Variable substitution is a fundamental concept in algebra that allows us to replace variables in expressions or equations with specific values. This process enables us to evaluate expressions to yield actual numbers.

In the context of our exercise, you start by knowing what values your variables represent. Here, the expression given is \(-x - y\), where \(x = -2\) and \(y = -1\).

The substitution involves taking these supplied values and replacing their respective variables in the expression. For example:

• Replace \(x\) with \(-2\).
• Replace \(y\) with \(-1\).

By performing these substitutions, the expression \(-x - y\) turns into \(-(-2) - (-1)\). This sets the stage for evaluating and simplifying the expression further.

An algebraic expression is a mathematical phrase that can include numbers, variables, and operation symbols. It is like a sentence in math language that needs to be decoded using rules of algebra.

The expression \(-x - y\) is an algebraic expression composed of:

• Variable terms: \(x\) and \(y\).
• Coefficients: -1 as the implicit coefficients for both \(x\) and \(y\).
• Operations: Subtraction (\(-\)).

The primary goal of working with algebraic expressions is to perform operations like substitution, simplification, and eventually solving if it's an equation. In our case, we substitute the values of known variables into the expression, turning it into a numerical operation that can be evaluated.

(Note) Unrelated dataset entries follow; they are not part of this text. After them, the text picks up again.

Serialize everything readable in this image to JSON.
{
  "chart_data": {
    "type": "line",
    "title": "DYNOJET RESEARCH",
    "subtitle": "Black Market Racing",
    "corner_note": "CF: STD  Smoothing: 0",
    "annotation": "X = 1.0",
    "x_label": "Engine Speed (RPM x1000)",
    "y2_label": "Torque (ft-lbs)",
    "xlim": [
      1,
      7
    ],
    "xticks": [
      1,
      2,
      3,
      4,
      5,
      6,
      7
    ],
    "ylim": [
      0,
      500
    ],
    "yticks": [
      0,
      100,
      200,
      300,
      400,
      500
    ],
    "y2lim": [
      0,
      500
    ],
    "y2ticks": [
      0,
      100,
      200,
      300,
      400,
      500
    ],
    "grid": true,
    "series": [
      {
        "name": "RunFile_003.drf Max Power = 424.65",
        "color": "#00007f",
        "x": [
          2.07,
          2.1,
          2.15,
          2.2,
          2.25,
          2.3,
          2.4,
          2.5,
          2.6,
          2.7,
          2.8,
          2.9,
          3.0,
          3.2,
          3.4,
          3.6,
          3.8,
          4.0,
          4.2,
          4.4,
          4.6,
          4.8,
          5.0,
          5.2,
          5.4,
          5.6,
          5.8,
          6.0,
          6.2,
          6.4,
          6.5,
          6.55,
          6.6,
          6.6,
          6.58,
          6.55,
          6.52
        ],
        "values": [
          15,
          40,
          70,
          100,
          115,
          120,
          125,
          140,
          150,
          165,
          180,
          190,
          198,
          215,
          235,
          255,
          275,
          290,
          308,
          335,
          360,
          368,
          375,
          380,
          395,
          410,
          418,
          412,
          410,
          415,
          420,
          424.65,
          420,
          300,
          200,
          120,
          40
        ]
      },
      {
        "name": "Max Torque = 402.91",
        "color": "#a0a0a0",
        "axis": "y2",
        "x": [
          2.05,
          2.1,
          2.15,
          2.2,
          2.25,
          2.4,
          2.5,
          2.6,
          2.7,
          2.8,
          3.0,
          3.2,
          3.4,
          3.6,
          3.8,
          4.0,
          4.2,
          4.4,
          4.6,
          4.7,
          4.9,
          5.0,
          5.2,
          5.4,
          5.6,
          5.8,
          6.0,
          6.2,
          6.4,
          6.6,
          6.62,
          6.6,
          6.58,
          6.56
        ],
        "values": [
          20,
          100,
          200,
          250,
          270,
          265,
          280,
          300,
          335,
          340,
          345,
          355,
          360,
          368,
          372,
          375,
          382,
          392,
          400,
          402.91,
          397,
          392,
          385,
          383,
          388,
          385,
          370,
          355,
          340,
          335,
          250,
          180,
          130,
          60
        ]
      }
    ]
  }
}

Simplifying expressions involves reducing an algebraic expression to its most basic form. This often includes combining like terms, eliminating parentheses, or reducing arithmetic operations.

Once variable substitution is done, the expression \(-(-2) - (-1)\) allows us to perform simplification:

• Negating a negative converts it to a positive, so \(-(-2)\) becomes \(2\).
• Similarly, \(-(-1)\) becomes \(1\).

Simplification helps in making the expression much clearer and concise. After these operations, the simplified form is \(2 + 1\). Finally, evaluating this gives a result of \(3\).
The concept of simplifying is valuable as it allows anyone working with algebra to easily manage complex expressions and arrive at straightforward solutions.